The Intel Atom processor gives the TF103C an advantage over other Android tablets that we’ve tested recently, beating both the Lenovo Yoga 10 and Dell Venue 8 in our benchmark tests. The Asus’s 6-hour and 58-minute run time is on the short side for Android tablets, and it’s far short of the 11 hours the Windows-based Transformer Book T100 delivered.
Android as a productivity OS
This is where things with the TF103C started to break down for me. Despite having an iPad, an Android tablet, an Android phone, one or another Linux device, and several MacBooks in my past, I’m pretty entrenched in the Windows world when it comes to getting stuff done. I have several programs I use that are still either Windows-only, or they’ve only just recently been ported to Android.
For example, I do most of my writing in Microsoft’s OneNote note-taking software. Using the OneNote Android app was not a smooth experience. Clicking and dragging on text does not highlight it. I had to reach up and hold my finger on the screen, then push the cursor around to highlight text. I tried to switch over to Evernote, which works much better on the TF103C, but not with my workflow. If you’re an Evernote user, you’ll be quite happy working in the Android app on the Transformer, especially with the solid keyboard.
The Chrome web browser is pre-installed, but I found that many of the sites I frequent either rendered much more slowly, or defaulted to the mobile versions. You can use bookmarks to make sure the right versions load, but the slow loading will be more problematic. Feedly has a wonderful mobile app that’s great for reading news on my phone, but I found it too awkward when scaled up to tablet size. I had to reach up and touch the screen to scroll versus using the keyboard shortcuts I’m used to in the browser.
I had to abandon some other Android apps that I love to use on my phone, because they just don’t play nicely with tablet-sized devices. I found myself just giving up on the keyboard for browsing and navigating certain apps, choosing instead to pick up the tablet and just use it on the couch rather than pretend I had a laptop.
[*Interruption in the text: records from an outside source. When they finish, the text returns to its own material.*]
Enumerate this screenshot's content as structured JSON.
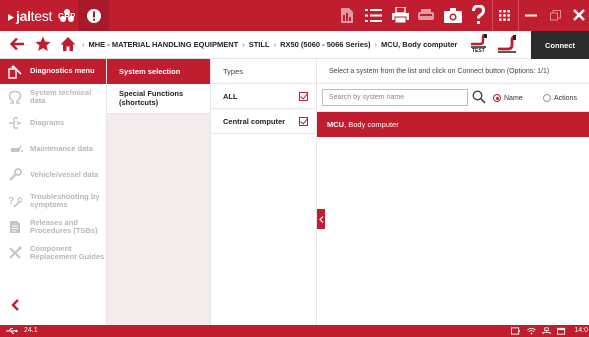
{
  "app": {
    "logo_bold": "jal",
    "logo_light": "test",
    "logo_sub": "GRP",
    "accent_color": "#c01d2e"
  },
  "topbar": {
    "icons": [
      "warning-icon",
      "report-icon",
      "list-icon",
      "print-icon",
      "vehicle-icon",
      "camera-icon",
      "help-icon",
      "apps-grid-icon",
      "minimize-icon",
      "restore-icon",
      "close-icon"
    ]
  },
  "breadcrumb": {
    "items": [
      "MHE - MATERIAL HANDLING EQUIPMENT",
      "STILL",
      "RX50 (5060 - 5066 Series)",
      "MCU, Body computer"
    ]
  },
  "navbar": {
    "test_label": "TEST",
    "connect_label": "Connect"
  },
  "sidebar": {
    "items": [
      {
        "label": "Diagnostics menu",
        "icon": "diagnostics-icon",
        "active": true
      },
      {
        "label": "System technical data",
        "icon": "ohm-icon",
        "active": false
      },
      {
        "label": "Diagrams",
        "icon": "diagram-icon",
        "active": false
      },
      {
        "label": "Maintenance data",
        "icon": "oil-can-icon",
        "active": false
      },
      {
        "label": "Vehicle/vessel data",
        "icon": "wrench-icon",
        "active": false
      },
      {
        "label": "Troubleshooting by symptoms",
        "icon": "troubleshoot-icon",
        "active": false
      },
      {
        "label": "Releases and Procedures (TSBs)",
        "icon": "document-icon",
        "active": false
      },
      {
        "label": "Component Replacement Guides",
        "icon": "tools-icon",
        "active": false
      }
    ]
  },
  "col1": {
    "header": "System selection",
    "items": [
      "Special Functions (shortcuts)"
    ]
  },
  "col2": {
    "header": "Types",
    "rows": [
      {
        "label": "ALL",
        "checked": true
      },
      {
        "label": "Central computer",
        "checked": true
      }
    ]
  },
  "col3": {
    "header": "Select a system from the list and click on Connect button (Options: 1/1)",
    "search_placeholder": "Search by system name",
    "radio_name": "Name",
    "radio_actions": "Actions",
    "systems": [
      {
        "code": "MCU",
        "name": ", Body computer"
      }
    ]
  },
  "status": {
    "version": "24.1",
    "time": "14:0"
  }
}
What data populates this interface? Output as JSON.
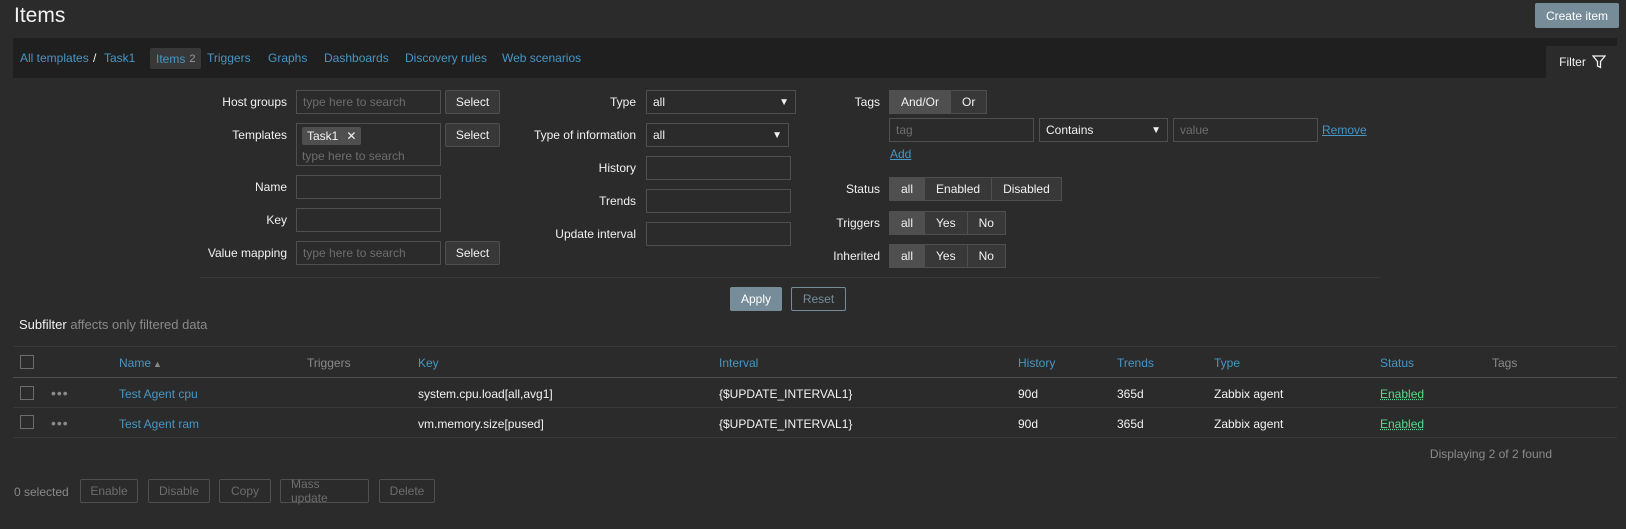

Which lead to the next issue: The onscreen keyboard is terrible. Perhaps I’m just too used to the Windows 8.1 keyboard or the iPad keyboard at this point, but I really struggled with it.
Close enough for jazz?
The Transformer Pad TF103C is an excellent companion tablet, with the potential to be a useful tool if you can find solid Android versions of your favorite productivity software. But dyed-in-the-wool Windows users will be much happier with Asus’s Transformer Book T100, which is street-priced just $40 higher (for the 32GB model; the 64GB model is going for $375).